Sharene Wood: The main reason I became involved with Black Women for Black Girls is because of the "College Shower". I loved that concept! Joi Gordon who is one of the founders and is President and CEO of Dress for Success, my mom works at Dress for Success, so Joi is a great friend and mentor who basically came to me and said you're gonna join this organization. (laughs). But when I heard about the mission and the programs it was a no brainer. There is a financial commitment for 2 years as a charity member and the goal is to amass financial resources to go out to different organizations to help the girls. The "College Shower" is a fantastic opportunity to kind of acknowledge as a Black woman the love for another Black girl of the next generation. We all say that we are just big Black girls over here at BWBG but really it is us paying homage to the sisters and letting them know that we see you, we acknowledge you, we want to help you. We have a nomination process and the girls are either referred and or we reach out to them directly through organizations or guidance counselors. Girls must be a graduation senior going into a college. We prefer students to live on campus to get the full experience but that is not a requirement. We feel like living on campus deepens the college experience and so we try to steer the girls in that direction.

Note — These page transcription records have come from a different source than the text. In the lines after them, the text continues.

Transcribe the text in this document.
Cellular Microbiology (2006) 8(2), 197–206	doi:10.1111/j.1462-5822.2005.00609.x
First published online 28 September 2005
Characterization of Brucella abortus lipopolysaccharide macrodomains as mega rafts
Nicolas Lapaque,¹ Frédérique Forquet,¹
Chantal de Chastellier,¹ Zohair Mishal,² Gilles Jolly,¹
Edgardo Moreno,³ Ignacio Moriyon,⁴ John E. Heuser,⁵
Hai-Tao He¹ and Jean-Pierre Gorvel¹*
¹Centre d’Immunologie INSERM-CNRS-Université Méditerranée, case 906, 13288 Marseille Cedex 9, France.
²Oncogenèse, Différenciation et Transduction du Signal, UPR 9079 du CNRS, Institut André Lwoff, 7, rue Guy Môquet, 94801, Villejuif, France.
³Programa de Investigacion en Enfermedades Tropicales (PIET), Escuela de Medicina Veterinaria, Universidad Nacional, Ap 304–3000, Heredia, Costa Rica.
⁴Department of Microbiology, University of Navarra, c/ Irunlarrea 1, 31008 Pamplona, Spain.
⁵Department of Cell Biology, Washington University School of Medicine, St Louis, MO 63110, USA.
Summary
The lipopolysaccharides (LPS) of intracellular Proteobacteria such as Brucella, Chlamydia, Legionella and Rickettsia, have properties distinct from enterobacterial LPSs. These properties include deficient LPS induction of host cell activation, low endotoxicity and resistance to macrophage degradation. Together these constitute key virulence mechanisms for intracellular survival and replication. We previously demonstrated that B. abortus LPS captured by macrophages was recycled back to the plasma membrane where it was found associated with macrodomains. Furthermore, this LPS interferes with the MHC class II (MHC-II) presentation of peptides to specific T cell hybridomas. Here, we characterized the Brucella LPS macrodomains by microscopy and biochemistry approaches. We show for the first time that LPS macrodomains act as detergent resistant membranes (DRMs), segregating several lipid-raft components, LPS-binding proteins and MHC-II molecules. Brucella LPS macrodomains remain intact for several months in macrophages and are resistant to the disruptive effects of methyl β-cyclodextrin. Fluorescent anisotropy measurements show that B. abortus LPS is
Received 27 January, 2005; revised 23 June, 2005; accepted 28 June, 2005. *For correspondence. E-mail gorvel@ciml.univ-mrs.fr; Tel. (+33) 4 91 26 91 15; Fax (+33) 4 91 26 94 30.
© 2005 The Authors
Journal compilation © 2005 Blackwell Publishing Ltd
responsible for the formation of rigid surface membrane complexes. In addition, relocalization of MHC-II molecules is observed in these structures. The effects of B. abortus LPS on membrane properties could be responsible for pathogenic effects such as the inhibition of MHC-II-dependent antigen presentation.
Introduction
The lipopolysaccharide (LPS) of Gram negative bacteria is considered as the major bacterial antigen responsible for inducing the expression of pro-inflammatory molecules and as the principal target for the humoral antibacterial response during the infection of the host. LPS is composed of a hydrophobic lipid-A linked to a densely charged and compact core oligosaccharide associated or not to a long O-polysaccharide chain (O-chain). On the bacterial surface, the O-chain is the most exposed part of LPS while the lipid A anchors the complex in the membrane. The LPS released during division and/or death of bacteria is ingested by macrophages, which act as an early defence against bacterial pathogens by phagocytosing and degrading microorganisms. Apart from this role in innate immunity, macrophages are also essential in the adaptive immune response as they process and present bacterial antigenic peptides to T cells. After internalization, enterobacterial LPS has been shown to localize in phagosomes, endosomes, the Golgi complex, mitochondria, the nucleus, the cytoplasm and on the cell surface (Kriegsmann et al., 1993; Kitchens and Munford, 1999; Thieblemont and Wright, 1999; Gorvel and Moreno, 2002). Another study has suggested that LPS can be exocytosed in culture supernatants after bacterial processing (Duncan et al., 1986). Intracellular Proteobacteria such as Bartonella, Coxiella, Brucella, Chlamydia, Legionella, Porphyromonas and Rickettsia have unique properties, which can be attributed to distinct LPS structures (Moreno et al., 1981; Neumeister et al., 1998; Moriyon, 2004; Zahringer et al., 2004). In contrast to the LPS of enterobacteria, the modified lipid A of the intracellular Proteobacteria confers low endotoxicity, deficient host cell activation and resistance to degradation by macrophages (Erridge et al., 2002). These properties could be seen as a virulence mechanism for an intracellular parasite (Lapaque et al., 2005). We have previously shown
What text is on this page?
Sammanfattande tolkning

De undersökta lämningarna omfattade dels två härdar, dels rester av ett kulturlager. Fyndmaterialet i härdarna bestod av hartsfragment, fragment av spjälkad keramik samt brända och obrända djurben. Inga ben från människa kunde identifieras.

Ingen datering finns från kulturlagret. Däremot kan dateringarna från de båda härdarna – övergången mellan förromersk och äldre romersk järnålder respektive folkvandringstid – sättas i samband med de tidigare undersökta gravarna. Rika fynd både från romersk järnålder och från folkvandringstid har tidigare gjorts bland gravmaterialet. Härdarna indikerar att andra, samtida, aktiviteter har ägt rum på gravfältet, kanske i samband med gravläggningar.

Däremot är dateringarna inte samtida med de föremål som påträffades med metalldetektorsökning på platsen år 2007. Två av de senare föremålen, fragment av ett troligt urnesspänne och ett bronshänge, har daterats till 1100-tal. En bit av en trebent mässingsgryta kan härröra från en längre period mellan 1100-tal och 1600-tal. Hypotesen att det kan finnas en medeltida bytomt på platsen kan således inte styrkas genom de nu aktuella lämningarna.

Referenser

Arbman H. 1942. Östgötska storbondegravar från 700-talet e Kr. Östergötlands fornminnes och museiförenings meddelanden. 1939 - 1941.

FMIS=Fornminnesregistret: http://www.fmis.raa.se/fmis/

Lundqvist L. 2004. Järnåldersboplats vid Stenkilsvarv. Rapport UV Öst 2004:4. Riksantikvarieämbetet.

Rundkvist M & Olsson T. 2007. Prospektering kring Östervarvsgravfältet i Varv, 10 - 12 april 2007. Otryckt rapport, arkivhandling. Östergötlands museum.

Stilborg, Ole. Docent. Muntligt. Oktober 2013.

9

Some girls are first generation college students, some girls do not have the full support of their families, others are raised by their grandparents and some are just girls who want the opportunity for a great future. We get to know the girls through the application process as they answer a series of questions about their inspirations, thier upbringing, and their future goals. Members on the board like myself all vote to choose about 5-10 girls each year. every year our commitment is to add two more girls than the previous year so that we increase our reach. Each young lady chosen is paired up with a sister to register for everything she needs to go to college. our goal is to assist them in receiving all the things they need for the college to be successful. and we know for many parents receiving that college list of things is overwhelming and huge financial commitment. This is our way of rewarding the girls who are doing great things and a way for us to counteract the Baby Shower craze happening amongst teenage mothers. We decided to celebrate those young women doing what they were supposed to do and it's a wonderful opportunity. Yes, we have an actual shower where the girls come with their families and they get to really experience what it is like to be supported and surrounded by love.
Ladies First: And for my final wrap up question, what are you most proud of to date that you have accomplished
Sharene Wood: For me its being an entreprenuer and creating something out of nothing. It's really easy to sit there and dream about what you're going to do, but the hardest thing to do is to go from concept to manifestation. I am proud to create my own economy because I knew I wanted to be my own boss and it would always be uptown. And I always knew it would be something different that I would create uptown because I didn't feel like we had the best aeshteic and services. I knew once I went below 96 street I could receive good things, but as a Harlem girl that annoyed me about the neighboorhood. It was very obvious, but I knew I had to change it. One thing I never like was us recieveing less than we deserved and that was something I was adminat about changing in Harlem. I am pround that I have created a family business and a legacy that I can leave my child.
Ladies First: Sharene that was awesome, thanks so much! It's a wrap that was my last question.
"Most of the time I feel like Super Lady and sometimes I'm Super Lady with a hole in my cape, you know. But change is season to season, day to day, so it's about evloving on different levels on every plain of your life."